On the Failings of Religious Literalism
My wife, the Rev. Jane Sorenson, has been
proofing a revised edition I have written of my first book, Liberating
Christianity. She read the last paragraph of Chapter 5 to me. It’s the last
paragraph in this post. I’ve added two paragraphs that appear before it. These
paragraphs are among the best things I’ve ever written, so I’m posting them
here. I am not generally one to boast, but these paragraphs speak profound and
important truth. They are well worth the short time it will take you to read
them.
We saw earlier in this study when we
considered the nature of symbol and myth as the language of faith that neither
any symbol nor any myth can fully encompass the spiritual. All they can do is
point beyond themselves toward the transcendent reality with which they
function to connect us. To take symbol and myth literally is to ignore both
their inherent nature and their legitimate function. It is to turn them into
something they are not and cannot be. It is to fail to understand the no that
necessarily accompanies every symbolic or mythic yes. To use symbol and myth
without understanding what they truly are and are not is to confine the
spiritual, the divine, within the symbol or myth. It is to claim to have
confined the infinite in the finite, something that is ontologically
impossible. It is to have committed an error that goes to the inherent nature
of faith. It reduces faith to knowledge. It reduces mystery to certainty. It
reduces the mythic to the factual.
Religious literalism leaves us with the outer
form of faith without its heart. It gives us the external while killing the
internal. Literalism gives us a shallow faith with no spiritual essence. While
as we noted above literalistic Biblicism can function to connect people with
the spiritual (or at least something that is partially the spiritual) for a
time, it will however inevitably, unavoidably fail in that sacred work. It will
fail because it fails to understand the nature both of its own finite form and
the sacred, infinite nature of the spiritual.

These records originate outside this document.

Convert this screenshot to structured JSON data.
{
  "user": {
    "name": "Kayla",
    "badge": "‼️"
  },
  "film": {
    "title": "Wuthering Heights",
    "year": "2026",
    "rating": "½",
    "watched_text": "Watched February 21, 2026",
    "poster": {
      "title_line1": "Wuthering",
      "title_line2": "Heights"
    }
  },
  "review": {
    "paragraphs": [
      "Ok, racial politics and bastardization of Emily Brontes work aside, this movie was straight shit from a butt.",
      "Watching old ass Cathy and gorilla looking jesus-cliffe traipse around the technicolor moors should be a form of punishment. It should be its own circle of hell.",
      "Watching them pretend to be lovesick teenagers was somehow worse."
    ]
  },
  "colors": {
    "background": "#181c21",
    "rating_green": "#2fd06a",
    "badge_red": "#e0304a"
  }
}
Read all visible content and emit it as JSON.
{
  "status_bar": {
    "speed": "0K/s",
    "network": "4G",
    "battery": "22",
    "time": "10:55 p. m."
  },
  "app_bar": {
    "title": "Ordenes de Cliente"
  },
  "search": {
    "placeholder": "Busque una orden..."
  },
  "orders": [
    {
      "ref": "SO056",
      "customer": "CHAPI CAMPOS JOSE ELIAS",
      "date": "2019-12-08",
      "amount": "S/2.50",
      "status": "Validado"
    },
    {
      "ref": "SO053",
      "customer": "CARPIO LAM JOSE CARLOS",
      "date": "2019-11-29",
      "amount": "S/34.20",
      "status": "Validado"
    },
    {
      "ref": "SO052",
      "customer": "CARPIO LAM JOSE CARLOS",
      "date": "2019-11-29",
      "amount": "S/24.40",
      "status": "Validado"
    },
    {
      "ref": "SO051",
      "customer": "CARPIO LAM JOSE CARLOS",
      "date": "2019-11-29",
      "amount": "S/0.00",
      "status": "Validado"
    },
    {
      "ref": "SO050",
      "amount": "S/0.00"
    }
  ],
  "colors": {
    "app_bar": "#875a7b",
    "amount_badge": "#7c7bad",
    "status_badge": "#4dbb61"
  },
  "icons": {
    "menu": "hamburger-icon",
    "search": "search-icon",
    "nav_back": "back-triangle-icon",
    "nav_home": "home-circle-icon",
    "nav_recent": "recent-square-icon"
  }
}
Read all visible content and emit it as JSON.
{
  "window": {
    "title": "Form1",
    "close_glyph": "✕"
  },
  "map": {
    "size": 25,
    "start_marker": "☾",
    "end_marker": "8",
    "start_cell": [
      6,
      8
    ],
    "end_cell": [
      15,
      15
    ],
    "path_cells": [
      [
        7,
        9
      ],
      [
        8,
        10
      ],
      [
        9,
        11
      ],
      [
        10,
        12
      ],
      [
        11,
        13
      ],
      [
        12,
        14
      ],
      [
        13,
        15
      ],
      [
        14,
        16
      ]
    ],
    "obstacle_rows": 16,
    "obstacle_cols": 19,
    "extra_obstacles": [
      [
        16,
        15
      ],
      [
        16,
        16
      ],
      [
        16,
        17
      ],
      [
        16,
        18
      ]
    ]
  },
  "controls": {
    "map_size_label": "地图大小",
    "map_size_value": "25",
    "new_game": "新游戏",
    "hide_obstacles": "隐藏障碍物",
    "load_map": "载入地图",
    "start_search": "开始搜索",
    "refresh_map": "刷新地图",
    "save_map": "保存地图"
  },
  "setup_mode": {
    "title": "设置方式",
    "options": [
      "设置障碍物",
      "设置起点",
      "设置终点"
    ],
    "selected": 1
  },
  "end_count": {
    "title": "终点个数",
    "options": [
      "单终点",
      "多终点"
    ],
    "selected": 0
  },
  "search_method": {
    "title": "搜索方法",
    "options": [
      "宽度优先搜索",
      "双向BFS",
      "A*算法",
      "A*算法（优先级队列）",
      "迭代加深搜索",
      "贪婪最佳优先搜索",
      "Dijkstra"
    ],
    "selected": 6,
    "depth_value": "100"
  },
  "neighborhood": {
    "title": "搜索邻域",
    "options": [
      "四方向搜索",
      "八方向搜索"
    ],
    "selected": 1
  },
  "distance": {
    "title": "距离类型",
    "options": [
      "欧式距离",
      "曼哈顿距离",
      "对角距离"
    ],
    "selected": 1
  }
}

The most profound, the truest varieties of
religious experience do not make that error. They live not with dead form but
with living mystery. They live not with smug certainty but in awe before the
grandeur and enormity of God, knowing all the while that that grandeur and
enormity eternally transcend all human knowing. They know that we can and are
called to live with wonder and humility before and with that which we can never
fully understand but toward which we are inexorably drawn and with which our
souls long to connect. Mere facts do not draw us. Longing to connect with dead
facts is not part of being human. Transcendent mystery draws us. Longing to
connect with spiritual reality that is so much more than fact inheres in our
very nature as created beings. It is not possible for us finite creatures
ultimately to know the fullness of God. It is possible for us to allow symbol
and myth to draw us into the wonder, majesty, and mystery of God. To live in
wonder and awe before the ultimately unknowable God is to become more fully who
God created us to be, mortal creatures whose fullness lies in connection with
the immortal. We are finite beings created to live intimately with ultimate
being. Mere fact will never make us who we really are. Understanding God as so
much more than mere fact can. The mythic and symbolic understanding of the
faith therefore has not only the potential to save the faith for
non-Christians. It has the potential to save the faith even for a great many
Christians. It can allow those Christians to give up untenable literalist
positions without giving up their faith.